James Hohman says if state legislators are not careful, they could be wasting $160 million of the unexpected state government surplus for the benefit of the Michigan Education Association and other school unions. The fiscal analyst for the Mackinac Center for Public Policy is referring to the $160 million that Gov. Rick Snyder announced would be used to help school districts pay for retirement costs of employees.
Details haven’t been released yet in the state budget deal that was approved late Thursday afternoon. But Hohman said it’s important to watch how the state uses that $160 million with the troubled Michigan Public School Employees’ Retirement System (MPSERS). Not only does the school employees’ pension have an unfunded liability of nearly $12 billion, but districts’ contributions will rise from 20.66 percent of total district payroll this year – and to 24 percent next year – just to cover the cost of the retirement plan and its extraordinary (by private-sector standards) health care benefit for retirees.
The contribution rate is paid by the district on top of employee salaries.
If state legislators use the $160 million to help school districts cover their increased payments to MPSERS, that would just free up more money for schools to pay for raises and cover more of the employee’s health care costs, Hohman said.
The average Michigan employer that provides a health care plan requires that employees kick in at least 21 percent of the premium cost, according to the Kaiser Family Foundation. Yet more than half of Michigan’s 549 school districts do not require teachers to pay a percentage of the premium. And many that do require a percentage contribution require well under 10 percent.
”These things increase costs for education at a time when schools need to fix the problems that continually require more cash,” Hohman said.
Hohman says the school employees’ pension plan has to be changed from a defined benefit, which pays out an annual pension in retirement, to a defined-contribution 401(k)-type plan.
State officials have said that a switch would mean the state would have to come up with about $200 million due to changing accounting practices. They would prefer to defer paying that cost until the future. Hohman said he’d like to see the $160 million used to pay the transition to a 401(k) plan. Hohman said that those payments ought to be made sooner rather than later and that there will be substantial savings from a defined-contribution plan over time.
Defined-contribution 401(k)-type plans are easier to budget, Hohman said. For example, in 1997, the state switched most state employees in the Michigan State Employees Retirement System (MSERS) from a defined-benefit pension to a defined-contribution 401(k)-style plan. Hohman said in those 14 years, the state has not adjusted its contribution rates.
At least one politician agrees that a change needs to be made.
“I don’t think there is any doubt that this is the way it should be,” said State Rep.
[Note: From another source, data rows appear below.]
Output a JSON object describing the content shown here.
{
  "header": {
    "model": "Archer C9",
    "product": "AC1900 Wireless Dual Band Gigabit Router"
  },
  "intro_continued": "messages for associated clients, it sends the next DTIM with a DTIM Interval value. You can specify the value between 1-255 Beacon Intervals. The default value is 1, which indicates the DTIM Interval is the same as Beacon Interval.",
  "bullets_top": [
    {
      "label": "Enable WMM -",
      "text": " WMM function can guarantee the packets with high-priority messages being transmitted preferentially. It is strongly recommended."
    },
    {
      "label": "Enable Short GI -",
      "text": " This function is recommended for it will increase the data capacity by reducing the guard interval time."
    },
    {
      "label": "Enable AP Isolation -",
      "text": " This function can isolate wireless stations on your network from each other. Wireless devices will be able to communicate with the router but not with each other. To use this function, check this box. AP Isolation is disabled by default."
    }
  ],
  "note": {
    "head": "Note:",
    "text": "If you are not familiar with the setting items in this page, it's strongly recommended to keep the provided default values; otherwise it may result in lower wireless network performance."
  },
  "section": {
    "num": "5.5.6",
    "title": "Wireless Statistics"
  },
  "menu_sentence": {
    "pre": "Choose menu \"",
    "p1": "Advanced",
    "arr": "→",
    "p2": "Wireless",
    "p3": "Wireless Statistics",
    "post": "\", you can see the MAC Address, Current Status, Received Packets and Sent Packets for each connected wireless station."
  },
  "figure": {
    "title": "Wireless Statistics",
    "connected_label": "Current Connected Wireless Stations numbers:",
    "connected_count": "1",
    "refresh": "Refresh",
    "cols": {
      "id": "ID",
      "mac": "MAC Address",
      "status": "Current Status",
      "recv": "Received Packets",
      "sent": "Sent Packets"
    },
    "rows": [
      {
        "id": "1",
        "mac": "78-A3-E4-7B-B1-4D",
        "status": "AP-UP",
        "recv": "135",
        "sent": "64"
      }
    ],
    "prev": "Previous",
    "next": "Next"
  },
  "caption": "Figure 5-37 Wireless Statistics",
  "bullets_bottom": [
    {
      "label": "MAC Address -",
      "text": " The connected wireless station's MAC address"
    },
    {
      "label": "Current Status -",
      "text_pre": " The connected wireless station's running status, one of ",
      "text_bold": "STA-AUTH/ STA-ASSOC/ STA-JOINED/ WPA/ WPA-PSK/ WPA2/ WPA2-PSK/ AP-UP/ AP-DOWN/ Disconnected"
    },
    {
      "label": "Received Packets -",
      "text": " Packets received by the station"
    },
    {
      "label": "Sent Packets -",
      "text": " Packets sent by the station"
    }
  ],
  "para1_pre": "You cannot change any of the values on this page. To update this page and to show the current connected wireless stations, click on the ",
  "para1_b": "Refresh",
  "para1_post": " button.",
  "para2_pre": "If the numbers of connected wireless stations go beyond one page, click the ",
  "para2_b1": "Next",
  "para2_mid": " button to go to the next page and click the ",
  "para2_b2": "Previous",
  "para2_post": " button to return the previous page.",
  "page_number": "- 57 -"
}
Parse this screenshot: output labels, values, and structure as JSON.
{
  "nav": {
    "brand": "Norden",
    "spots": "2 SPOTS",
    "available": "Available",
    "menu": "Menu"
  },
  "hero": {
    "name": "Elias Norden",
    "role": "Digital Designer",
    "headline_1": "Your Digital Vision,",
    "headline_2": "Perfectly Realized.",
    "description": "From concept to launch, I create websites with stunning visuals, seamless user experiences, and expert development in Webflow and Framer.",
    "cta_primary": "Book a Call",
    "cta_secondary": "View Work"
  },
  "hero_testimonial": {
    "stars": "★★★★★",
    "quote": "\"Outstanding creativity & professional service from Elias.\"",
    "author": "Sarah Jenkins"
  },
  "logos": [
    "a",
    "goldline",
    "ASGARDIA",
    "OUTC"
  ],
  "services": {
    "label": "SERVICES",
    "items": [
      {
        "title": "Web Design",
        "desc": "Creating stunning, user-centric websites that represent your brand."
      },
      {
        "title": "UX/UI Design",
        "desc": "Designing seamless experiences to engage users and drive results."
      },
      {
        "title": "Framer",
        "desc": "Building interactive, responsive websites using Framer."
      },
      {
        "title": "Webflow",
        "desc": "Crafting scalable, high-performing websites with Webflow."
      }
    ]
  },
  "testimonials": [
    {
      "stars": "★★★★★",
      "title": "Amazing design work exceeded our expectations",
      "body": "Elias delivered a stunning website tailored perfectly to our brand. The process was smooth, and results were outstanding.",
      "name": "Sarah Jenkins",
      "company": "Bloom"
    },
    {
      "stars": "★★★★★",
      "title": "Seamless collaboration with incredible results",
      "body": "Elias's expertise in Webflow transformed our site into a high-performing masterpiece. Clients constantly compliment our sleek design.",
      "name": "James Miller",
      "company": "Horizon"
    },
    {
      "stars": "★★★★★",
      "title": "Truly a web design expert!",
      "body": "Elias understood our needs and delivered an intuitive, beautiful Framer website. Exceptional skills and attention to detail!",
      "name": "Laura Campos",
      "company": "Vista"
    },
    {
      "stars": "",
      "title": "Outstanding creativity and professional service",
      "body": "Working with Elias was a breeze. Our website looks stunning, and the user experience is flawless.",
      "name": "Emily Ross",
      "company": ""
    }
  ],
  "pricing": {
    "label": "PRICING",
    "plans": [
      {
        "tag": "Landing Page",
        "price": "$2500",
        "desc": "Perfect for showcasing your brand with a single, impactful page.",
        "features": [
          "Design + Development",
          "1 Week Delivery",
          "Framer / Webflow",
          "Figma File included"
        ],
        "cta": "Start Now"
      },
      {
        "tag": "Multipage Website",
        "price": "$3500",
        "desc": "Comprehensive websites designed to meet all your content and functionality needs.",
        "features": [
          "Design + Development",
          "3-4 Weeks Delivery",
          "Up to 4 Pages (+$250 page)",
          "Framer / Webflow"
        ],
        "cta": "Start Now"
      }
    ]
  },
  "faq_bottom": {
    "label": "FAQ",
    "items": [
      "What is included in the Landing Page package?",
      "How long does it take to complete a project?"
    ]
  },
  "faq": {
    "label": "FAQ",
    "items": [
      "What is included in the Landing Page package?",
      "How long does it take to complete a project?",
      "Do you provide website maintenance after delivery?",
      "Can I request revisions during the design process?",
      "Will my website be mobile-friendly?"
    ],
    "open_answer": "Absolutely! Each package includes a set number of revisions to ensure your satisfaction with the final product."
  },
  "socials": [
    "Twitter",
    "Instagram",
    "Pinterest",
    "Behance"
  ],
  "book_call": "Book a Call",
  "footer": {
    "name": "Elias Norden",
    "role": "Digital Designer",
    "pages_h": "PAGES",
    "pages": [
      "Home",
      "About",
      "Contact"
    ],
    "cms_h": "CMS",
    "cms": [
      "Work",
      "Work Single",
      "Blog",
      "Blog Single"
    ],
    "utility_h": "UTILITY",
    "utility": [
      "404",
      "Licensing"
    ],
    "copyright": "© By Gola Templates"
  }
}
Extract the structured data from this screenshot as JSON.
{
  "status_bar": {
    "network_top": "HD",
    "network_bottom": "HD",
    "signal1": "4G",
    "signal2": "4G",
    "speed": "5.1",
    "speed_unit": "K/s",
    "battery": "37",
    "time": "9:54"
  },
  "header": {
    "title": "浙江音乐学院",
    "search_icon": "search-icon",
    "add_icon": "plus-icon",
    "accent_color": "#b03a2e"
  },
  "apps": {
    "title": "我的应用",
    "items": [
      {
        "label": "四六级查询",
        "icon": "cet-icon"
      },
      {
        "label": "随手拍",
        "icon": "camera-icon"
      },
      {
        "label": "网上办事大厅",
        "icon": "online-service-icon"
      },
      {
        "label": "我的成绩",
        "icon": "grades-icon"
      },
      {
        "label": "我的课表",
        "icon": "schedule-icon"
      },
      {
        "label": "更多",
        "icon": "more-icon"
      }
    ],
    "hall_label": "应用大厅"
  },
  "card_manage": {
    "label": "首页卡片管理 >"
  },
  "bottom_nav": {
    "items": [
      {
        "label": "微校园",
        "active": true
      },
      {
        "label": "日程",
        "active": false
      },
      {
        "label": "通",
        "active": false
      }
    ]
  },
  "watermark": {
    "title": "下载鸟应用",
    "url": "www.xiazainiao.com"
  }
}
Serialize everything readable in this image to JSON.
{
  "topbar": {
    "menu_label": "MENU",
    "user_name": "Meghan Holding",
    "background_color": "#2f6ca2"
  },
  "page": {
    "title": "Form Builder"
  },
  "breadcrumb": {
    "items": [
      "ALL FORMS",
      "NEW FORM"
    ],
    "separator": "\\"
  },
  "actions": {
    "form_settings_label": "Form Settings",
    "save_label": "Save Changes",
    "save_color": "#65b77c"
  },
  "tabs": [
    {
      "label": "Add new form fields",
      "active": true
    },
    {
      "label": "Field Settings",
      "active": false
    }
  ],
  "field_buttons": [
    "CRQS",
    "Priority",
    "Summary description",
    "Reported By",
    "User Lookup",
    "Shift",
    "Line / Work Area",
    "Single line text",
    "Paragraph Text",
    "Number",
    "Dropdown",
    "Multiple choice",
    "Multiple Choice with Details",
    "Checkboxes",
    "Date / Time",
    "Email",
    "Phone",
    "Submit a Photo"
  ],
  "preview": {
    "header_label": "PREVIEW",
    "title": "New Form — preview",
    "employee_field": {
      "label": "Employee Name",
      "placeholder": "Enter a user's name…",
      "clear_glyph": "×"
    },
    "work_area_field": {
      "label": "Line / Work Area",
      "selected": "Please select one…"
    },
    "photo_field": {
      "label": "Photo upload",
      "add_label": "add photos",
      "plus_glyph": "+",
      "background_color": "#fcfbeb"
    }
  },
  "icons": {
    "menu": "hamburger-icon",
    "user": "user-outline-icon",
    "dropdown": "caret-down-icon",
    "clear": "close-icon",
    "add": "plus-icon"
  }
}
David Agema, R-Grandville. “The defined-benefit pension is just eating us alive, and it is something we can no longer afford.”
In a conventional defined-benefit pension plan, schools put money aside each year to finance a projected annual retirement income. The problem is that with MPSERS, not enough money has been put aside to meet projected future payouts. The unfunded liability for pensions is $11.98 billion. The unfunded liability for public school retiree health care and other benefits ranges from $17 billion to $28 billion, according to state actuary reports.
Retiree health care is a different benefit than the health care plan offered to current employees who still provide services to the district.
While they are standard operating procedure for Michigan’s public school employees, conventional pensions and health care policies for retirees who no longer provide services are rare fringe benefits for the majority of the American workforce. The state’s handbook for MPSERS refers to it as “one of the best public pensions around.”
For large American firms that have a health care insurance plan, just 28 percent behave like MPSERS and also provide health care to retirees, according to the Kaiser Family Foundation. This number has plummeted from a high of 66 percent in 1988. For smaller firms – defined as those with fewer than 200 workers – retiree health care has almost vanished: Just 3 percent offer it.
Likewise, a recent Mackinac Center for Public Policy analysis of MPSERS notes that conventional pensions are also vanishing from the private sector: "[B]etween 1985 and 2010, the percentage of Fortune 100 companies that offered traditional defined-benefit pension plans to new hires fell from 89 percent to 17 percent.”